Part of that efficiency push was the policy settings of the previous government that viewed government-to-market price signals with overt hostility — think “technology not taxes” – especially any revenue moves on the energy, resources and minerals sector.

To be fair there was some fairly gutsy regulation action on the multinational transfer pricing front, but this came as a global imperative where tech and cloud platforms had really just refused to pay tax anywhere, a position that then inverted for them.
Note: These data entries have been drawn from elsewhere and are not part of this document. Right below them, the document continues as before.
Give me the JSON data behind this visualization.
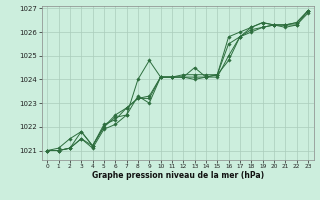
{
  "background_color": "#cceedd",
  "grid_color": "#aaccbb",
  "line_color": "#2d6e3e",
  "xlabel": "Graphe pression niveau de la mer (hPa)",
  "xlim": [
    -0.5,
    23.5
  ],
  "ylim": [
    1020.6,
    1027.1
  ],
  "yticks": [
    1021,
    1022,
    1023,
    1024,
    1025,
    1026,
    1027
  ],
  "xticks": [
    0,
    1,
    2,
    3,
    4,
    5,
    6,
    7,
    8,
    9,
    10,
    11,
    12,
    13,
    14,
    15,
    16,
    17,
    18,
    19,
    20,
    21,
    22,
    23
  ],
  "series": [
    [
      1021.0,
      1021.0,
      1021.1,
      1021.5,
      1021.1,
      1021.9,
      1022.1,
      1022.5,
      1024.0,
      1024.8,
      1024.1,
      1024.1,
      1024.1,
      1024.0,
      1024.1,
      1024.1,
      1025.0,
      1025.8,
      1026.1,
      1026.2,
      1026.3,
      1026.2,
      1026.3,
      1026.9
    ],
    [
      1021.0,
      1021.1,
      1021.5,
      1021.8,
      1021.2,
      1022.0,
      1022.5,
      1022.8,
      1023.2,
      1023.3,
      1024.1,
      1024.1,
      1024.2,
      1024.2,
      1024.2,
      1024.2,
      1024.8,
      1025.8,
      1026.0,
      1026.2,
      1026.3,
      1026.3,
      1026.3,
      1026.8
    ],
    [
      1021.0,
      1021.0,
      1021.1,
      1021.8,
      1021.2,
      1022.1,
      1022.3,
      1022.8,
      1023.2,
      1023.2,
      1024.1,
      1024.1,
      1024.1,
      1024.5,
      1024.1,
      1024.2,
      1025.8,
      1026.0,
      1026.2,
      1026.4,
      1026.3,
      1026.3,
      1026.4,
      1026.9
    ],
    [
      1021.0,
      1021.0,
      1021.1,
      1021.5,
      1021.2,
      1022.0,
      1022.4,
      1022.5,
      1023.3,
      1023.0,
      1024.1,
      1024.1,
      1024.1,
      1024.1,
      1024.1,
      1024.2,
      1025.5,
      1025.8,
      1026.2,
      1026.4,
      1026.3,
      1026.3,
      1026.4,
      1026.9
    ]
  ]
}
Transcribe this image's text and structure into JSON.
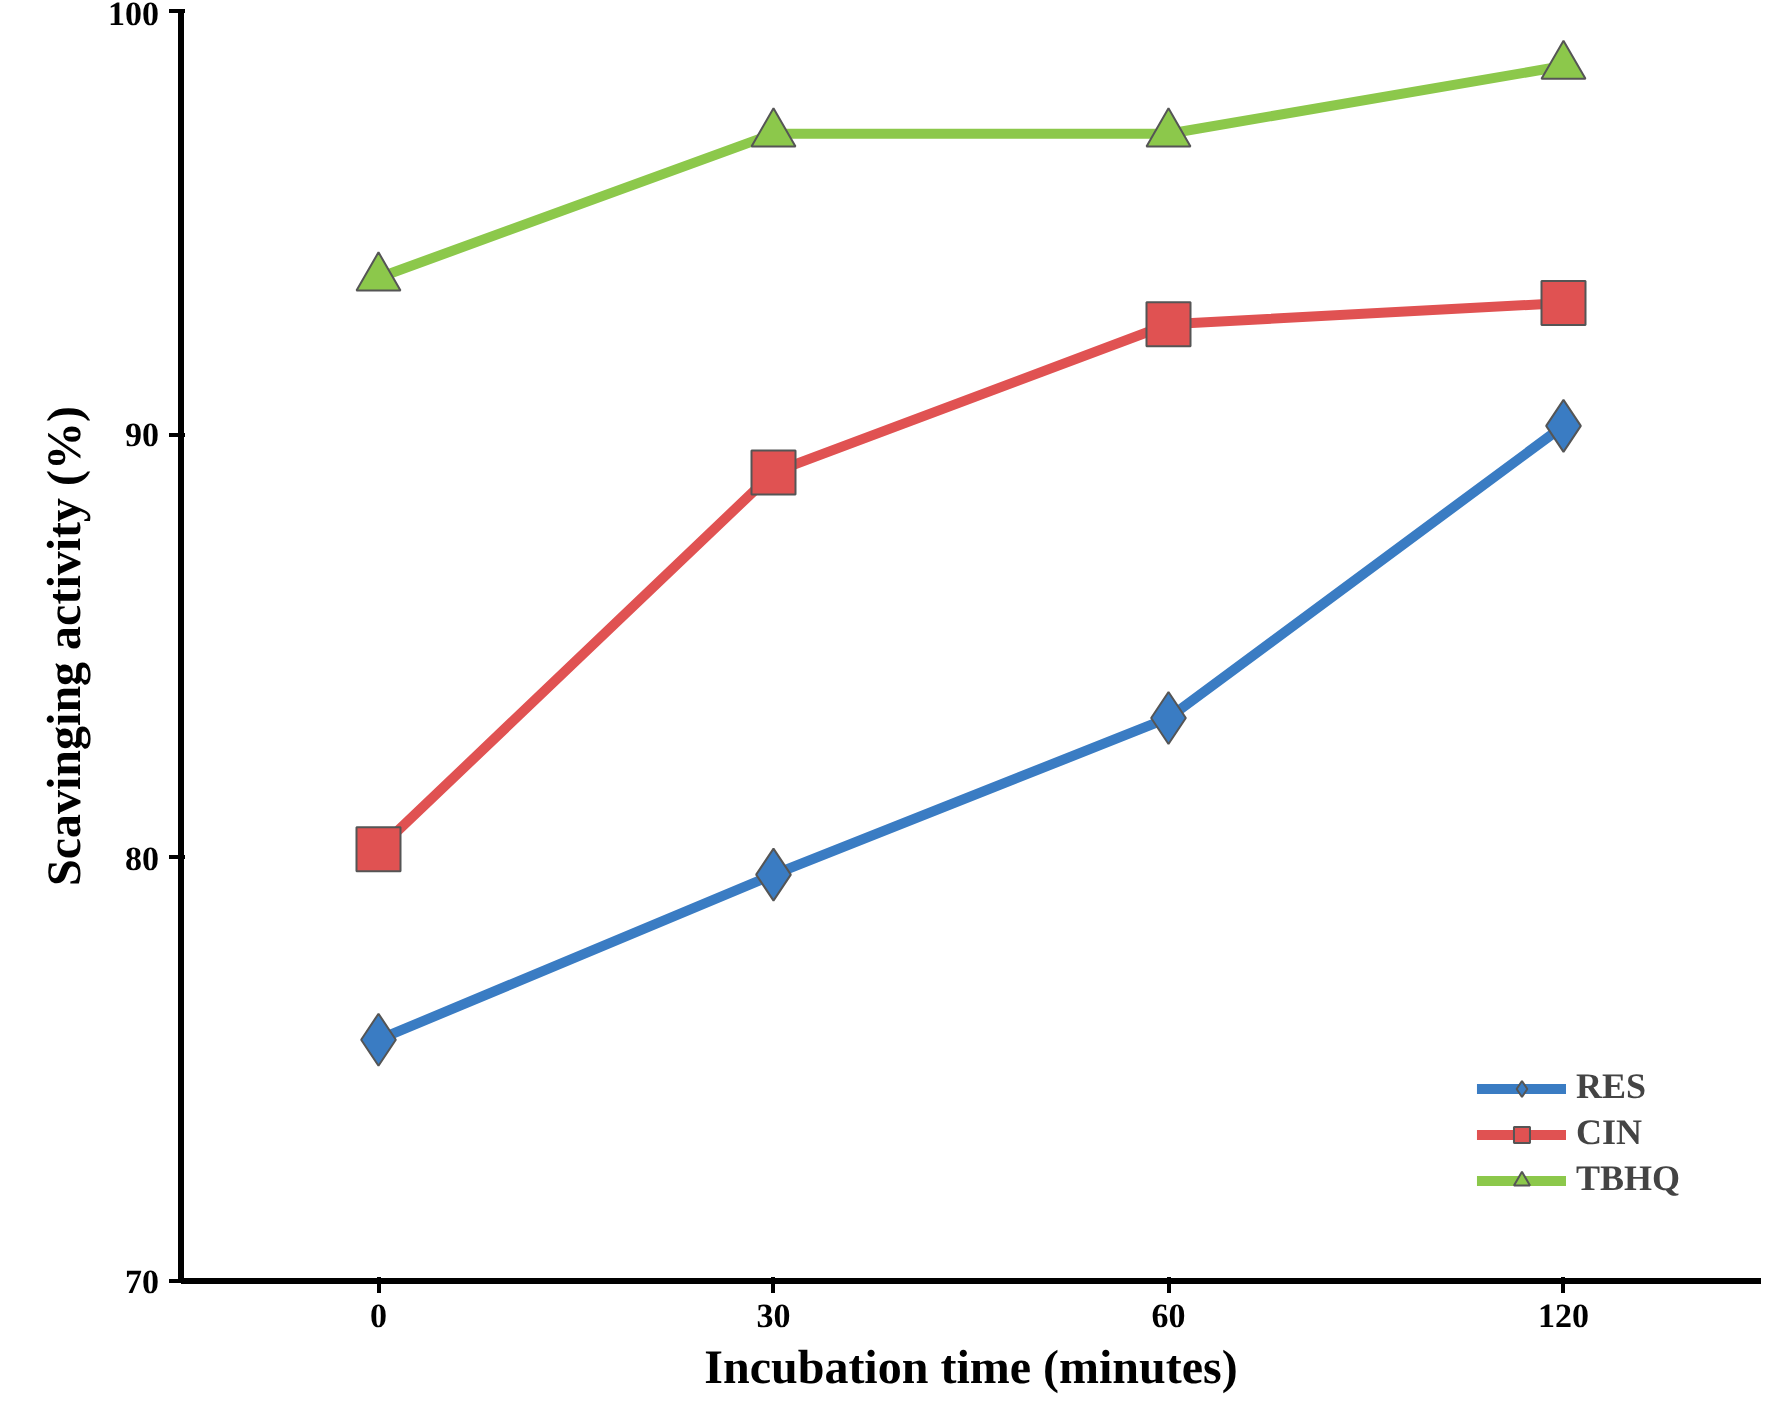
{
  "chart_data": {
    "type": "line",
    "xlabel": "Incubation time (minutes)",
    "ylabel": "Scavinging activity (%)",
    "categories": [
      "0",
      "30",
      "60",
      "120"
    ],
    "series": [
      {
        "name": "RES",
        "color": "#3a7cc3",
        "marker": "diamond",
        "values": [
          75.7,
          79.6,
          83.3,
          90.2
        ]
      },
      {
        "name": "CIN",
        "color": "#e05252",
        "marker": "square",
        "values": [
          80.2,
          89.1,
          92.6,
          93.1
        ]
      },
      {
        "name": "TBHQ",
        "color": "#8cc84b",
        "marker": "triangle",
        "values": [
          93.7,
          97.1,
          97.1,
          98.7
        ]
      }
    ],
    "ylim": [
      70,
      100
    ],
    "yticks": [
      70,
      80,
      90,
      100
    ],
    "grid": false,
    "legend": "bottom right",
    "line_style": "solid"
  }
}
Even so, the ATO was instrumental in this.

It’s Heferen’s deep systemic experience with the energy, renewables and employment and social welfare sectors that really stand out because this is where the government needs a viable policy path forward without giving succour to the brutally effective ‘Mining Tax’ campaigns that hammered the Rudd and Gillard government’s into a state of confusion, then anxiety and then panic.

A lesser-known aspect of the ostensibly big-ticket ad blitz launched by the minerals and mining lobby was that Labor then was partly paralysed by its self-imposed ban on government advertising after it had decried the Howard government for creating taxpayer-funded political propaganda.
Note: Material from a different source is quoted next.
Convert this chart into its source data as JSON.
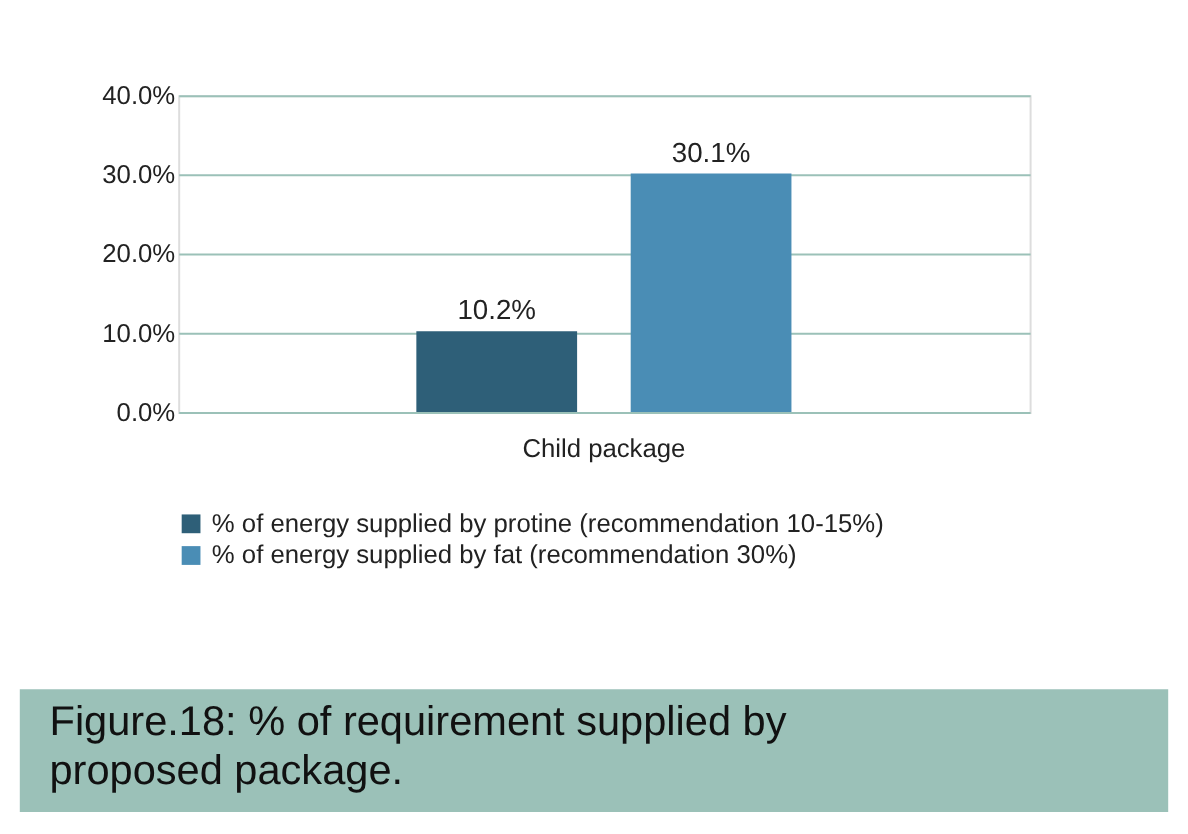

The minerals council happily filled the void, literally, as distressed ad inventory was cheaply liquidated, amplifying the messaging to look like an all-out assault.

Kevin Rudd never saw out that term as Prime Minister, despite the “Australia’s Future Tax System Review” led by Treasury secretary Ken Henry Review that specifically looked at and recommended tapping resources and mining super profits (eg. the Mineral and Resources Rent Tax and Mining Super Profits Tax).

There was also the huge issue of using pricing to deal with carbon pollution that soon became weaponised during the climate culture wars and unrelentingly haunted the Gillard government.

During this time, now Treasurer Jim Chalmers was a senior adviser to treasurer Wayne Swan, both hailing from Queensland.

After a decade in Treasury, which included helping to design the GST, Heferen was elevated to depsec at Social Services in 2010. He was at the ATO for three years before going to Treasury.

The biggest unknown is what Heferen’s plans for the ATO are post-Jordan.

Both Chris Jordan and Jeremy Hirschhorn are ex-KPMG, with Jordan the former chair of the consultancy group and Hirschhorn a former partner.

As whiffy as Big Four consultancies are at the moment, losing Hirschhorn from the public service at the moment would be a loss. For all of the many and varied sins of the Big Four, KPMG especially has been a major tech talent supplier to the government and having a former insider on the APS payroll is massively cheaper than paying market rates for the same outcomes.

A talent transplant from second commissioner of taxation to chief executive and rescuer at Services Australia must surely have crossed many minds in Cabinet and the top of the APS.

The only impediments are the $3 million-$4 million difference in salary Hirschhorn could attract in the private sector and an apparent inability within the APS to hang anyone out to dry over robodebt.

One thing is for sure. With a seven-year term and 30 years’ APS experience behind him, Heferen will start as he means to continue.